Package | ‘either-one-mandatory’ attributes | ‘either-one-mandatory’ attributes |
---|---|---|
Microbe | strain, isolate | isolation_source, host |
Model.organism.animal | strain, isolate, breed, cultivar, ecotype | age, dev_stage |
Metagenome.environmental | isolation_source, host | |
Invertebrate | isolate, breed | isolation_source, host |
Plant | isolate, cultivar, ecotype | age, dev_stage |
Virus | host, lab_host | |
Beta-lactamase | strain, isolate | |
Pathogen.cl | strain, isolate | |
Pathogen.env | strain, isolate |
Check content in the last “OVERVIEW” and submit samples. In the “ATTRIBUTES” area, the submitted sample attribute file can be downloaded.
Accession numbers
When creating a new submission, a temporary ID starts with SSUB is assigned. The DDBJ BioSample issues accession numbers with prefix SAMD to the submitted samples passed validation. When an unregistered organism is described in the organism or the locus_tag_prefix has values, accession numbers are issued after curator review. You can view status and accession numbers of submitted samples in your submission account.
Release of BioSample
You can select the following options. Hold date cannot be set for BioSample.

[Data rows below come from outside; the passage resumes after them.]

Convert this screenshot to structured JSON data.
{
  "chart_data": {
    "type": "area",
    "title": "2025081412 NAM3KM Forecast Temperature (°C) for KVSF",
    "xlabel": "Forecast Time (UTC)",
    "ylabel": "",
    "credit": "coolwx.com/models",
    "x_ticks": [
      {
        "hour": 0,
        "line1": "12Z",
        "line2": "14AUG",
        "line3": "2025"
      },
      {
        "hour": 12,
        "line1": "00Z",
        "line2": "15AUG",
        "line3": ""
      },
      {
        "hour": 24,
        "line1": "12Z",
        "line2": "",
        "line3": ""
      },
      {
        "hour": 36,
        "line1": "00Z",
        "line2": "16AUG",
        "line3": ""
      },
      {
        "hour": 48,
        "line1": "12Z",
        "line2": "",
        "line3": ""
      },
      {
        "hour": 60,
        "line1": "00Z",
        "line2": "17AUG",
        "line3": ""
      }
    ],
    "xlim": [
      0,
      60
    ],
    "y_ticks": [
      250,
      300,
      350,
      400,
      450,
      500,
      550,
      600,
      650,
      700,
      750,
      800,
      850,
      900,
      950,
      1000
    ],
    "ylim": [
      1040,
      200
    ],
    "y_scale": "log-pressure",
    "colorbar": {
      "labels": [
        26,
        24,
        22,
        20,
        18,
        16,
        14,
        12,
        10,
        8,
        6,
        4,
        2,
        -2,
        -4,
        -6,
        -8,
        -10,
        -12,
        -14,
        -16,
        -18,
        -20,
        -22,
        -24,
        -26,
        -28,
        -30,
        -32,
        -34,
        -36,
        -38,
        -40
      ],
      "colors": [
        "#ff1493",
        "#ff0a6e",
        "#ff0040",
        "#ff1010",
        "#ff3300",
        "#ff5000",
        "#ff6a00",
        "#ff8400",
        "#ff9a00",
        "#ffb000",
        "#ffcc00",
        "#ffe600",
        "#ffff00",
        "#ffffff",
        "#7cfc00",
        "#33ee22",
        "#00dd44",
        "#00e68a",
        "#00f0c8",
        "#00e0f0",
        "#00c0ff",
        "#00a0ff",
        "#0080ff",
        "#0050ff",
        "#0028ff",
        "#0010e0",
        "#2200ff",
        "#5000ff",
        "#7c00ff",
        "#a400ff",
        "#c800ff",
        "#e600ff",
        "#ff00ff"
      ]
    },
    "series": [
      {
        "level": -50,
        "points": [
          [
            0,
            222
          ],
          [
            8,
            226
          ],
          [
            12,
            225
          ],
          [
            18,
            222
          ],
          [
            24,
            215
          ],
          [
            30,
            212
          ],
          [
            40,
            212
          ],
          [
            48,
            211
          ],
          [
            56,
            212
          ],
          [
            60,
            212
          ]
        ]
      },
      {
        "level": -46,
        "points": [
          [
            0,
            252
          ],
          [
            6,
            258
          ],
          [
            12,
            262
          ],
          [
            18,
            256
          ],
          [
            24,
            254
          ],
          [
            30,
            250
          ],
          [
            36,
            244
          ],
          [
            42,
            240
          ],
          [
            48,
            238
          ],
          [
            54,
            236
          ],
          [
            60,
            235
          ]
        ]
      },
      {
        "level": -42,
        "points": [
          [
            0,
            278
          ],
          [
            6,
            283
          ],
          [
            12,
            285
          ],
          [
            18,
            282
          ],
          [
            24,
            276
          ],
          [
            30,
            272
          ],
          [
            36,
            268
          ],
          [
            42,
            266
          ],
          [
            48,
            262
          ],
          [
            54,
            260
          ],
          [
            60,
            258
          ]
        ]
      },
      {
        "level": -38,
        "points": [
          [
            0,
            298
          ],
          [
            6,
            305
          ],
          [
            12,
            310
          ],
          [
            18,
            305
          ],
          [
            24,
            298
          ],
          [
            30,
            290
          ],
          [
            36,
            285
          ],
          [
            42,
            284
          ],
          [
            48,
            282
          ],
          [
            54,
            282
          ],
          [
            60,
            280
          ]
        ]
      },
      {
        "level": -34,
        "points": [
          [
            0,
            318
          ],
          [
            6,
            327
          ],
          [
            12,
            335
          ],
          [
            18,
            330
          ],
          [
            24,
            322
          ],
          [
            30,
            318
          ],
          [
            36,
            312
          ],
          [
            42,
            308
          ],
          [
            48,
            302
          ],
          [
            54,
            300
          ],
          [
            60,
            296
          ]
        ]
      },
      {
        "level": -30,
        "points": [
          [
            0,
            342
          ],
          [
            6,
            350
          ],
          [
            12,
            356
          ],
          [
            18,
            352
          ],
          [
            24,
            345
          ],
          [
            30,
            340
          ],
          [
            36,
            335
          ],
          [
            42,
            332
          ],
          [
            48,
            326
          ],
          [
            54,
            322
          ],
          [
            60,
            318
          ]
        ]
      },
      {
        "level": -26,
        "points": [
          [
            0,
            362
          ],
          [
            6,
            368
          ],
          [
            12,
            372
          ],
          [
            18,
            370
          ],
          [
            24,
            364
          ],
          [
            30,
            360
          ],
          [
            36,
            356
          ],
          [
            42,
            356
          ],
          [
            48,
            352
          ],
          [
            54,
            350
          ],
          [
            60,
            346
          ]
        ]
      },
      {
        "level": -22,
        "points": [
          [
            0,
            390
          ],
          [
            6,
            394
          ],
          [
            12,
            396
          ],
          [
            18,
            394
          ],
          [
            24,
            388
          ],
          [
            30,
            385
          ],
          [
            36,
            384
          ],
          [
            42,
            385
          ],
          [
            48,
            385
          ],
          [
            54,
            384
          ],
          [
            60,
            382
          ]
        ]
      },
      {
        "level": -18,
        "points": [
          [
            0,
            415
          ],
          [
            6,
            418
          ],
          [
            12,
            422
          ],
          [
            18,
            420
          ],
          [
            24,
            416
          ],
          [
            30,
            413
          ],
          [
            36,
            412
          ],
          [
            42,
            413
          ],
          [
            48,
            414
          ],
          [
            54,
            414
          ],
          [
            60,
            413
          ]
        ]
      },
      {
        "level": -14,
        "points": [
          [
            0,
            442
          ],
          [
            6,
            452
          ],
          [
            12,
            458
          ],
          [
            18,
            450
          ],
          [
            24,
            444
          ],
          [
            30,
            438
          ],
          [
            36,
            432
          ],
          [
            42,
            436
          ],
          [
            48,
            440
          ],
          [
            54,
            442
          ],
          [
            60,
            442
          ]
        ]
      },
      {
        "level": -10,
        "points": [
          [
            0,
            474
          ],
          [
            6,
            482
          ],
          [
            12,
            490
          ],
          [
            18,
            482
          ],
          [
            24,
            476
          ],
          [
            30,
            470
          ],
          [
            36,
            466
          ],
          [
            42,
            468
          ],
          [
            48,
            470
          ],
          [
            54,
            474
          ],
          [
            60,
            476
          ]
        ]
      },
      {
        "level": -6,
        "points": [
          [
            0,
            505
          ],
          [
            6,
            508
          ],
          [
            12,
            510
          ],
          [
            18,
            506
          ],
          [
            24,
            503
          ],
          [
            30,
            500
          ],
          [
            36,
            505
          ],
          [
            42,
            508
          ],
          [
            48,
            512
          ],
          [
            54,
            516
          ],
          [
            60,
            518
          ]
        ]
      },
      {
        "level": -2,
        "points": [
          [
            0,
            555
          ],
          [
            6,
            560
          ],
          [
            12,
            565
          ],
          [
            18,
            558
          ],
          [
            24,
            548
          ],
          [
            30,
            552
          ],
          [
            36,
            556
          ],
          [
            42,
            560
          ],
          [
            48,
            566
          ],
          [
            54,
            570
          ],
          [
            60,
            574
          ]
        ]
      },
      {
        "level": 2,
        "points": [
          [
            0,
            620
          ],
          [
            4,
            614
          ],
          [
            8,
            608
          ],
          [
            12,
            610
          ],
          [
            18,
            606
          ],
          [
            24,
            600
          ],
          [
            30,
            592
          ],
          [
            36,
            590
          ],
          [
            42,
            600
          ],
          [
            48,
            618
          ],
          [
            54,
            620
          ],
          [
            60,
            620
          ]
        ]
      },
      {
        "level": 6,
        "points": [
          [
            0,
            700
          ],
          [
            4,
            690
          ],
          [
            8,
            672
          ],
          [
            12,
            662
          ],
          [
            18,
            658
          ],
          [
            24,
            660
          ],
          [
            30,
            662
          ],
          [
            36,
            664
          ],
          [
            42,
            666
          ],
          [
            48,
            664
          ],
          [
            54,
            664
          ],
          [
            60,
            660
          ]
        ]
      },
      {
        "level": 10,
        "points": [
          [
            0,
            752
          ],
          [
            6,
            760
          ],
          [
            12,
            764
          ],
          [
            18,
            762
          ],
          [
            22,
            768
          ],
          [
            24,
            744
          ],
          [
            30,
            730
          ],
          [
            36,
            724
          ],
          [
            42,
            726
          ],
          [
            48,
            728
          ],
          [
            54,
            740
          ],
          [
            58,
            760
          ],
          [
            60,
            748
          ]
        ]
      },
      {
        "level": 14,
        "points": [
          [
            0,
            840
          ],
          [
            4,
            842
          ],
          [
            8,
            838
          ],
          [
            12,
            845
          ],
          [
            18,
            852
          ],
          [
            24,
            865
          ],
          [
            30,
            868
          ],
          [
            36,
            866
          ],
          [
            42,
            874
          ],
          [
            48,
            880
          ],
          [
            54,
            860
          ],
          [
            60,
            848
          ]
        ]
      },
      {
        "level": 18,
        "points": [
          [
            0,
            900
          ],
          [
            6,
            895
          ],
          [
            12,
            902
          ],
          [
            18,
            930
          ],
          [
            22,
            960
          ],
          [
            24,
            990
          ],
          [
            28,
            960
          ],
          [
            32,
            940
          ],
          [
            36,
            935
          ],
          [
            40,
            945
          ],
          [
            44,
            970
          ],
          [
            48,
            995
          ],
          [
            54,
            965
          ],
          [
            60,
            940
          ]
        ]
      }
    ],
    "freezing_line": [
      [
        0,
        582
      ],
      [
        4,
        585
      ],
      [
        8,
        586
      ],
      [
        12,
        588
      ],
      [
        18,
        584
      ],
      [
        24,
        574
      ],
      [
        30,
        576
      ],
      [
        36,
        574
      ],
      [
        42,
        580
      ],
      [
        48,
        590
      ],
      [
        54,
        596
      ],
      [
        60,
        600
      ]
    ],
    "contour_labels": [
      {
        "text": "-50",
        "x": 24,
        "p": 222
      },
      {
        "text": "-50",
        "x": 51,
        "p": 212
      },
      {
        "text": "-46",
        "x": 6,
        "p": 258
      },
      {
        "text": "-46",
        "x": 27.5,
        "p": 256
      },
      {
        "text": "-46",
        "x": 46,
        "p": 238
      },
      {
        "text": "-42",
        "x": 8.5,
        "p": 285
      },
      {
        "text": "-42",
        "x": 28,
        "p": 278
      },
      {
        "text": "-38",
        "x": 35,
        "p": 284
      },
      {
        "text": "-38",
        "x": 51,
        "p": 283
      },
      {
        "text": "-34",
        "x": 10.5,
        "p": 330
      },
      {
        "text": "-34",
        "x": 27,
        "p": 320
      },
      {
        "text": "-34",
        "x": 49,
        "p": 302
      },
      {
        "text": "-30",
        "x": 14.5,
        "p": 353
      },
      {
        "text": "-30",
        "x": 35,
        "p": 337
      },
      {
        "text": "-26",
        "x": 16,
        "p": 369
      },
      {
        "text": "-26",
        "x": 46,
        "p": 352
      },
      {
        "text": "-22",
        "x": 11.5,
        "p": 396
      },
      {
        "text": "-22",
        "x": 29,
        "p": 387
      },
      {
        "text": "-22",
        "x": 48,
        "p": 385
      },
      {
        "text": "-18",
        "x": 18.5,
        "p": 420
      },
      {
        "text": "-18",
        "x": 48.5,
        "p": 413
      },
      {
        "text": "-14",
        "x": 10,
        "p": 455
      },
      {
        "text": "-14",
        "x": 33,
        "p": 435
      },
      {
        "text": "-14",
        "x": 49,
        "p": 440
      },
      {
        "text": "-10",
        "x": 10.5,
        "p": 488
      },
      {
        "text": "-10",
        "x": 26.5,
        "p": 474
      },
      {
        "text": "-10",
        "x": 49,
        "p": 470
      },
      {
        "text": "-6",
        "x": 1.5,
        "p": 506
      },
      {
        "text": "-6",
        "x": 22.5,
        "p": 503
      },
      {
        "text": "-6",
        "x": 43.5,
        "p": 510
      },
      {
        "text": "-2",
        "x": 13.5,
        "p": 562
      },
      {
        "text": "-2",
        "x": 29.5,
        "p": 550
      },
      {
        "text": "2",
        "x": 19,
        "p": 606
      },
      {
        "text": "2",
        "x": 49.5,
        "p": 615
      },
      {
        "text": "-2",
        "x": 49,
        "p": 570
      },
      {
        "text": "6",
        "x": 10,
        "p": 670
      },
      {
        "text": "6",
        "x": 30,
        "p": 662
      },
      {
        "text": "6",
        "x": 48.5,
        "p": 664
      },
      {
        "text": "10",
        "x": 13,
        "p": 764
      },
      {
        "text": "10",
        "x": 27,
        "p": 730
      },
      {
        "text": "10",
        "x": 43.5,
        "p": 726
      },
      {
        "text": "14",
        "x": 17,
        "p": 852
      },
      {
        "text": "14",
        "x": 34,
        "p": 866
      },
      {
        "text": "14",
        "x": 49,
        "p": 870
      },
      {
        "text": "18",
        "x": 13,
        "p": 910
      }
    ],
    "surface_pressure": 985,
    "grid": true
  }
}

- Release immediately following curation
- Release when referenced data is published
The submitted sample data can be kept private. Sample data are automatically released when the linked DDBJ/DRA/GEA/MetaboBank record(s) is published. The release of the BioSample record does not trigger the release of private DDBJ/DRA/GEA/MetaboBank record(s) referencing this BioSample accession. The release of the BioSample record does trigger the release of referencing BioSample in derived_from attributes.
FAQ: How are linked BioProject/BioSample/sequence data released?
Update BioSample
Registered samples can be updated. Please inform us points to be updated through the contact form so that we will update the samples. If you want to update sample attributes, please attach the updated attribute tsv file to the email replying to the accession number notification email. You can download the attribute tsv file at D-way.